Yuan jatuh selama ini dua bulan sangat kontras dengan kinerjanya selama pandemi tahun lalu, ketika itu adalah salah satu mata uang terkuat di dunia.

Itu penurunan cepat terjadi karena China tetap bertekad untuk mempertahankan pembatasan COVID yang ketat meskipun harga ekonominya mahal. Pusat keuangan dan manufaktur Shanghai telah dikunci selama sekitar satu bulan, memaksa bisnis untuk tutup dan memperburuk gangguan rantai pasokan global.

Pasar saham China juga termasuk yang berkinerja terburuk di dunia tahun ini.

Shenzhen Composite – indeks teknologi berat – telah jatuh 31% sejak awal tahun, tepat di belakang Moex Rusia, yang telah turun 42%, menurut Refinitiv data. Benchmark Shanghai Composite juga termasuk di antara pecundang global terbesar, jatuh 21% tahun ini.

Bank Rakyat China mencoba menenangkan saraf Senin dengan janji lain untuk meningkatkan ekonomi. Dalam langkah yang belum pernah terjadi sebelumnya, itu memotong jumlah bank devisa yang harus dimiliki sebagai cadangan menjadi 8% dari 9%. Langkah ini secara efektif akan meningkatkan pasokan dolar di pasar, dan para analis secara luas percaya bahwa keputusan itu dimaksudkan untuk membendung penurunan cepat yuan.

Kurs luar negeri yuan sedikit berubah pada hari Selasa, sementara nilainya di pasar dalam negeri naik hanya 0,1%. (Di dalam negeri, yuan diizinkan untuk diperdagangkan hanya dalam kisaran sempit 2% dari tingkat titik tengah harian yang ditetapkan oleh bank sentral. Ia dapat diperdagangkan lebih bebas di luar negeri.)

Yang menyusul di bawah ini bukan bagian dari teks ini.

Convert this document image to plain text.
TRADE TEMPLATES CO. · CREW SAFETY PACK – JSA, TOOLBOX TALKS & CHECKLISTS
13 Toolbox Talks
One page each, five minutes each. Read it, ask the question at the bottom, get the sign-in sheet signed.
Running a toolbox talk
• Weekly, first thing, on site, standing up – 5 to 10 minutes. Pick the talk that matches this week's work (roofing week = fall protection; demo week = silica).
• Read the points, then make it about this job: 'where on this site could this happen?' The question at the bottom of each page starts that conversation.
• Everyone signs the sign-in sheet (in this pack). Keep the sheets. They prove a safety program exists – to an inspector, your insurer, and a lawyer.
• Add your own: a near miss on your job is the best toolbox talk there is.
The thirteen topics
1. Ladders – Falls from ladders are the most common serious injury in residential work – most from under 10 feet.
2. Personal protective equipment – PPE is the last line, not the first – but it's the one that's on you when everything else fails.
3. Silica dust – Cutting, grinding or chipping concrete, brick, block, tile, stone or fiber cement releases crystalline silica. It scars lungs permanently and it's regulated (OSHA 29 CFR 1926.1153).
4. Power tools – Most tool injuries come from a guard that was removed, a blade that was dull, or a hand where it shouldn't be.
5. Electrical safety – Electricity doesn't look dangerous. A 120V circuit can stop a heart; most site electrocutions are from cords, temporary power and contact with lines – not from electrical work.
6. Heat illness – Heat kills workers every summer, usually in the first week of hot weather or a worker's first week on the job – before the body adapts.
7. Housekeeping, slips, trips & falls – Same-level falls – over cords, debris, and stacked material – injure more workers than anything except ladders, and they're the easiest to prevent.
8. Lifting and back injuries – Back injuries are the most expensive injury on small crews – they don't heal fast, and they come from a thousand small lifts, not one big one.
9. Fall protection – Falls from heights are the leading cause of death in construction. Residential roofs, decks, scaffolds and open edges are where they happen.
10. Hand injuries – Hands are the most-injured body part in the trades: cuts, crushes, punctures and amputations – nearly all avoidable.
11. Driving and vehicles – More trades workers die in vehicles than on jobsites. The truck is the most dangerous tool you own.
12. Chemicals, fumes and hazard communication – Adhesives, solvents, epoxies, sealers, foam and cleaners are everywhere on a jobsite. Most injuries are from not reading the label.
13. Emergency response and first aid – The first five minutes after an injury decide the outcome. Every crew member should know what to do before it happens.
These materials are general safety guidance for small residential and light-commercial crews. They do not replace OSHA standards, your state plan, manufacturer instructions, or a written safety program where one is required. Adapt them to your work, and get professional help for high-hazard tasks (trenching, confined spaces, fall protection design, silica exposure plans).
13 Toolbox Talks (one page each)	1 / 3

“Itu [renminbi] terlalu mahal mengingat kelemahan ekonomi China,” tulis analis Société Générale pada hari Selasa.

Mereka menambahkan bahwa ekonomi “mendekati titik puncaknya” karena penguncian yang meluas yang telah mengganggu produksi, menghambat konsumsi, dan membebani rantai pasokan.

“Tampaknya ancaman terhadap prospek pertumbuhan China … mengalahkan semua sejauh menyangkut pasar keuangan,” kata Jeffrey Halley, ahli strategi pasar senior untuk Oanda, dalam sebuah catatan.

Dalam laporan Strategi China terbaru, Goldman Sachs memperkirakan bahwa saham teknologi China telah kehilangan $2 triliun kapitalisasi pasar di seluruh dunia sejak level puncaknya 14 bulan lalu. Itu setara dengan 11% dari PDB China pada tahun 2021.

Analis bank Wall Street mengutip campuran faktor penyumbang: tindakan keras peraturan yang belum pernah terjadi sebelumnya, kenaikan suku bunga AS, ketidakpastian tentang masa depan saham China yang terdaftar di Amerika Serikat, risiko pertumbuhan karena kebangkitan COVID dan kesengsaraan properti, dan baru-baru ini, kekhawatiran tentang limpahan risiko geopolitik dari Rusia ke China.